Année 2005 : perspectives de comptoir

Le 31 Décembre 2004 au matin, dans un petit bistrot de la rue de Bellechasse à un jet de pavé du Boulevard Saint Germain, le Colonel ANDRE (1) rêve devant sa tasse de café. Joyeux descendant du général ministre du même nom célébré en 1904 par l’affaire des fiches et des deux baffes administrées au Palais des BOURBON par le député nationaliste SYVETON qui déclencha une des plus homériques bagarres de l’Assemblée Nationale, il pense à l’avenir et remercie le ciel de l’avoir fait inscrire à la liste des officiers généraux.

La mère Michèle, aimable accorte et sympathique patronne de l’estaminet s’approche de lui et tout en l’embrassant lui dit : « Jeannot tu en fais une tête ? » ; hochant le chef, il la regarde et répond : « J’aimerai que tu me dises l’avenir dans le marc de ton percolateur, ne m’avais tu pas annoncé mon avancement l’an dernier ? ».

Sous l’influence de la fin de l’année où l’art divinatoire bat son plein, en même temps que les vieux chroniqueurs s’envoient le bilan de l’année, comme un débutant il tente la tournée des astrologues.

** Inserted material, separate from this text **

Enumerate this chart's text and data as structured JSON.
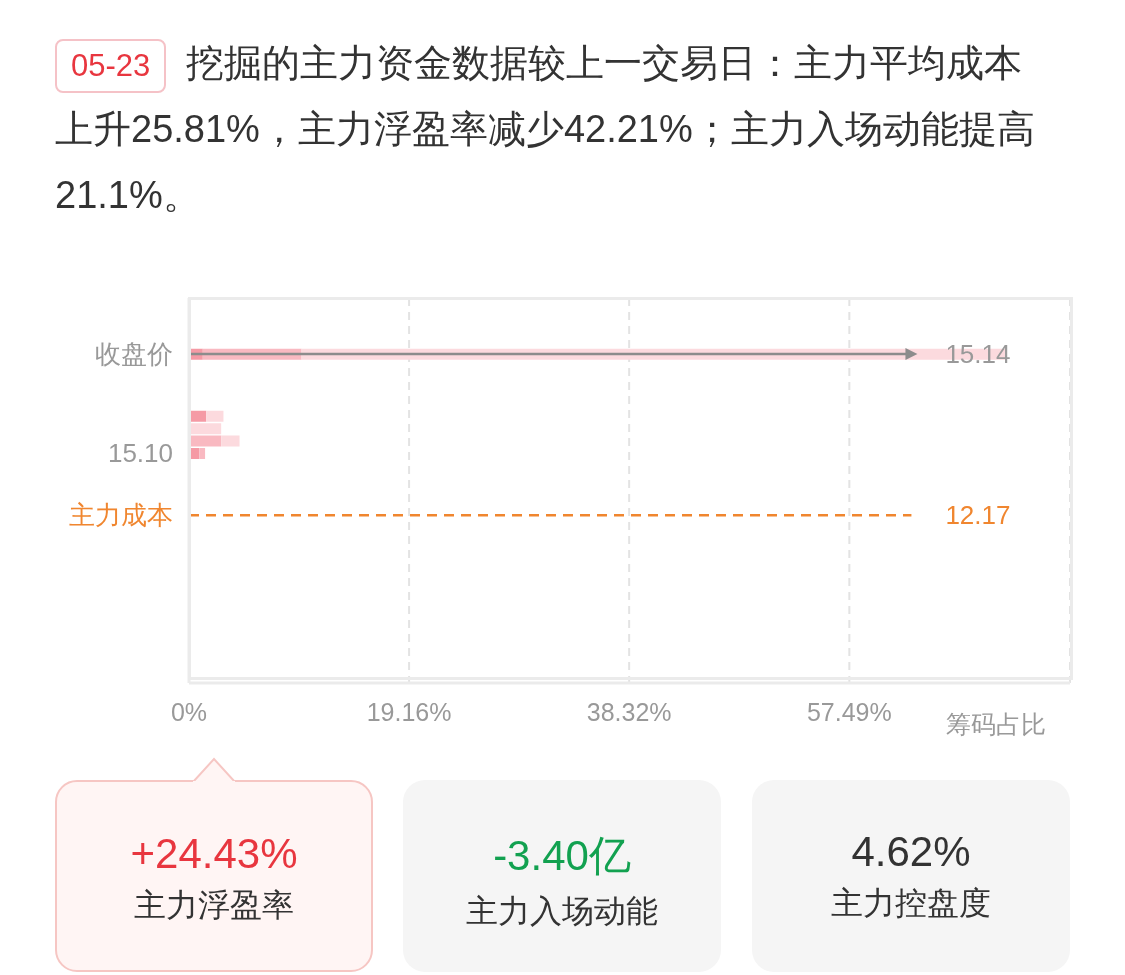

Et pourquoi pas avec cette bonne Michèle descendue de son pays basque pour épouser et s’abreuver de cet air intelligent baigné par la pateaugeoire à canards de l’Hôtel de BRIENNE tout proche ?

-« …D’abord et avant tout je vois l’augmentation du café, du sucre, des timbres, du biftèque et des radars sur les routes
J’aimerais, lui dit-il, que tu fisses un effort pour voir des choses qui ne sont pas à la portée du vulgum pecus. Fais moi une grande vision, à l’image de la grande école dont je sors mal certes, je serai cependant général, j’en sors et j’exige la prime initiale visionnaire due aux officiers de mon origine, à l’image de la rosette- prime-paquetage qui va bientôt fleurir ma poitrine.
Alors je vois 2005 sous le double signe de Zoé et de la truffe corrézienne. Sur le plan de la démocratie, Zoé annonce la libération définitive des frères zozos ; ainsi 2005 s’achèvera en fumigène coloré poussé par l’intelligent et subtil souffle démocratique. Les zéreurs et les zabus seront en troupeaux rassemblés, sous la houlette de quelques pasteurs étoilés, en liaison directe avec le service de la communication du ministère tout proche.
Fort bien, lui dit-il, mais tout ceci est destiné aux petits personnels des classes besognantes, officiers mal nés et non officiers, élevés dans l’appréhension malsaine du lendemain et entretenus à plaisir dans leurs divisions gauloises. Pour moi qui sait ce que commander du bec veut dire, qui sait le fond des choses de la république…va sans crainte de m’émouvoir, envois moi le grand jeu à la madame Soleil.
Donc, dit la pythie avec une belle voix de tête comme les juristes de province, je vois sur la chose militaire un cortège de petits ennuis dus à un étrange mouvement hélicoïdal mu par la croisade du droit et de la liberté, ce mouvement apportera des perturbations d’internautes libres aux idées néfastes pour les sourdes autorités en place. Peu entendu dans le public jusqu’à aujourd’hui, il fera dès lors une plus grande audience et influencera un peu certains élus craintifs. Bref, mon vieux Jeannot, je te vois mal barré. …Et puis tu seras cocu.
Mais… on les a bien eu avec la nouvelle loi sur le statut
Certes, mais fais gaffe ils sont teigneux, opiniâtres et les politiques sont versatiles ! »
Un peu conventionnelle cette prophétie se terminait dans le bouilli :
– « … Après le marc j’vois plus clair après le bordeaux j’vois plus beau…après le bourgogne je t’vois deux trognes.
Cocu, comment cela ?
Militairement.
J’entends bien, mais par qui ?
Par les caporaux, par les adjudants, par les chanceliers, par les commissaires, par les politicards, par la vapeur, les énarques et les polytechniciens.
Alors Michèle, apporte moi une chopine de vin chaud. »

Ainsi réchauffé et un peu éméché il rejoignit un peu inquiet son bureau de la direction des personnels, où avec une constante et admirable volonté certes récompensée, il exécutait les carrières de ses camarades.

Allait-il pouvoir poursuivre son oeuvre ? Pas grave, en attendant la deuxième section, il aurait le temps de profiter du système et refilerait ainsi le « pôt de pus » aux suivants !… Chacun sa m… et que vive la Gaule !

Olearius vous souhaite une bonne année 2005.

(1) noms de pure invention, l’auteur ayant puisé quelques idées et sources dans « Les Scandales de la République » de Jean GARRIGUES chez Robert LAFFONT et dans l’oeuvre de Jacques PERRET chez GALLIMARD.